Back to Openvoice

Demo Part3

demo_part3.ipynb

latest3.1 KB
Original Source

Multi-Accent and Multi-Lingual Voice Clone Demo with MeloTTS

python
import os
import torch
from openvoice import se_extractor
from openvoice.api import ToneColorConverter

Initialization

In this example, we will use the checkpoints from OpenVoiceV2. OpenVoiceV2 is trained with more aggressive augmentations and thus demonstrate better robustness in some cases.

python
ckpt_converter = 'checkpoints_v2/converter'
device = "cuda:0" if torch.cuda.is_available() else "cpu"
output_dir = 'outputs_v2'

tone_color_converter = ToneColorConverter(f'{ckpt_converter}/config.json', device=device)
tone_color_converter.load_ckpt(f'{ckpt_converter}/checkpoint.pth')

os.makedirs(output_dir, exist_ok=True)

Obtain Tone Color Embedding

We only extract the tone color embedding for the target speaker. The source tone color embeddings can be directly loaded from checkpoints_v2/ses folder.

python

reference_speaker = 'resources/example_reference.mp3' # This is the voice you want to clone
target_se, audio_name = se_extractor.get_se(reference_speaker, tone_color_converter, vad=True)

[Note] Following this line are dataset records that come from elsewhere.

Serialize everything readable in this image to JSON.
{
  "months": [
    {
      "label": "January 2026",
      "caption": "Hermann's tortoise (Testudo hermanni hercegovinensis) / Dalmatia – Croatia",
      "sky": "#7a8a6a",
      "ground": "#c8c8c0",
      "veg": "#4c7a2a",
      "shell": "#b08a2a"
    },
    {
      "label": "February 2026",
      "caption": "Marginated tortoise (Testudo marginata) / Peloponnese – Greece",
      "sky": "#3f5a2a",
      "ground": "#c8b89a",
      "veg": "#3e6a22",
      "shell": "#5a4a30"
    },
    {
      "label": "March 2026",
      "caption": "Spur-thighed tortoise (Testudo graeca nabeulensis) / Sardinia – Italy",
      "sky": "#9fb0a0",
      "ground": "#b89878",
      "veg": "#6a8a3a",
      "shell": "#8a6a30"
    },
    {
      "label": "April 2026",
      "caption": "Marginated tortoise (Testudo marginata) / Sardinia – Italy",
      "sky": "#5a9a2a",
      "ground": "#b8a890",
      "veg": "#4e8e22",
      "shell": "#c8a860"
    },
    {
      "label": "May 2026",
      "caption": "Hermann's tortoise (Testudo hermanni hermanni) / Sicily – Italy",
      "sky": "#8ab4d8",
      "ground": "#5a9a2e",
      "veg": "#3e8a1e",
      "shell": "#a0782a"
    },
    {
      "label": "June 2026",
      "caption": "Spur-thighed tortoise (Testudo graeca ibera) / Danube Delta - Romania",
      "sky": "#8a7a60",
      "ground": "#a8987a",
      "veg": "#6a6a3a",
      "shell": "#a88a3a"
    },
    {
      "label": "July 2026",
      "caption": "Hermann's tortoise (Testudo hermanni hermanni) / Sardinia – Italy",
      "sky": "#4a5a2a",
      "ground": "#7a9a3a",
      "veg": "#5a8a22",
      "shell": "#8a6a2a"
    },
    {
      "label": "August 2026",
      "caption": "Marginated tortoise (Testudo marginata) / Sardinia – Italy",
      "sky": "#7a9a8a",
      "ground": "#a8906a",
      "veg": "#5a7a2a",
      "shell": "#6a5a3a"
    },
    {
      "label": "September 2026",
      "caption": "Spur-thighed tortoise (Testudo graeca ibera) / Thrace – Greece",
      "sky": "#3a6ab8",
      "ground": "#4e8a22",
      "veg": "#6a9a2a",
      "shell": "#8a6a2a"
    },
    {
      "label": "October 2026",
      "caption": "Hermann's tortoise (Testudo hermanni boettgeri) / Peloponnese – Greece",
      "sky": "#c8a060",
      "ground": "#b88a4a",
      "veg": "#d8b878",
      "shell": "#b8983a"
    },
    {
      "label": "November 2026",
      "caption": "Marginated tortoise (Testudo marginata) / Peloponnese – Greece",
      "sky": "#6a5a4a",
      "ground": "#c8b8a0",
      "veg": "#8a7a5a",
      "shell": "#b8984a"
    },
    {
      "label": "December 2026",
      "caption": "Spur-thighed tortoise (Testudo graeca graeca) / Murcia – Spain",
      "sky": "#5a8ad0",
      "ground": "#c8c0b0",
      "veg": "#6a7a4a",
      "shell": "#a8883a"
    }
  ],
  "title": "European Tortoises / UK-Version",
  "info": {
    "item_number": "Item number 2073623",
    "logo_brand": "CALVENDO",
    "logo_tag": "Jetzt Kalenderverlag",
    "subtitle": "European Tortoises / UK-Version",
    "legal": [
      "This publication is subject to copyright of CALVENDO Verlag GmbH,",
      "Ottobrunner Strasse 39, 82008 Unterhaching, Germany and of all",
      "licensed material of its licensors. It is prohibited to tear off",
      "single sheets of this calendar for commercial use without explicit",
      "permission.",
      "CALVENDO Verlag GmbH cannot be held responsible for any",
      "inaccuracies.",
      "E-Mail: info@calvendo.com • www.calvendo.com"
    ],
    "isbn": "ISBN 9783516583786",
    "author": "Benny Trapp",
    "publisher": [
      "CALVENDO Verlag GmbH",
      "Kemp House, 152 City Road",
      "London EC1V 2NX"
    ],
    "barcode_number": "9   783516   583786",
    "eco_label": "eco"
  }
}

Use MeloTTS as Base Speakers

MeloTTS is a high-quality multi-lingual text-to-speech library by @MyShell.ai, supporting languages including English (American, British, Indian, Australian, Default), Spanish, French, Chinese, Japanese, Korean. In the following example, we will use the models in MeloTTS as the base speakers.

python
from melo.api import TTS

texts = {
    'EN_NEWEST': "Did you ever hear a folk tale about a giant turtle?",  # The newest English base speaker model
    'EN': "Did you ever hear a folk tale about a giant turtle?",
    'ES': "El resplandor del sol acaricia las olas, pintando el cielo con una paleta deslumbrante.",
    'FR': "La lueur dorée du soleil caresse les vagues, peignant le ciel d'une palette éblouissante.",
    'ZH': "在这次vacation中,我们计划去Paris欣赏埃菲尔铁塔和卢浮宫的美景。",
    'JP': "彼は毎朝ジョギングをして体を健康に保っています。",
    'KR': "안녕하세요! 오늘은 날씨가 정말 좋네요.",
}


src_path = f'{output_dir}/tmp.wav'

# Speed is adjustable
speed = 1.0

for language, text in texts.items():
    model = TTS(language=language, device=device)
    speaker_ids = model.hps.data.spk2id
    
    for speaker_key in speaker_ids.keys():
        speaker_id = speaker_ids[speaker_key]
        speaker_key = speaker_key.lower().replace('_', '-')
        
        source_se = torch.load(f'checkpoints_v2/base_speakers/ses/{speaker_key}.pth', map_location=device)
        if torch.backends.mps.is_available() and device == 'cpu':
            torch.backends.mps.is_available = lambda: False
        model.tts_to_file(text, speaker_id, src_path, speed=speed)
        save_path = f'{output_dir}/output_v2_{speaker_key}.wav'

        # Run the tone color converter
        encode_message = "@MyShell"
        tone_color_converter.convert(
            audio_src_path=src_path, 
            src_se=source_se, 
            tgt_se=target_se, 
            output_path=save_path,
            message=encode_message)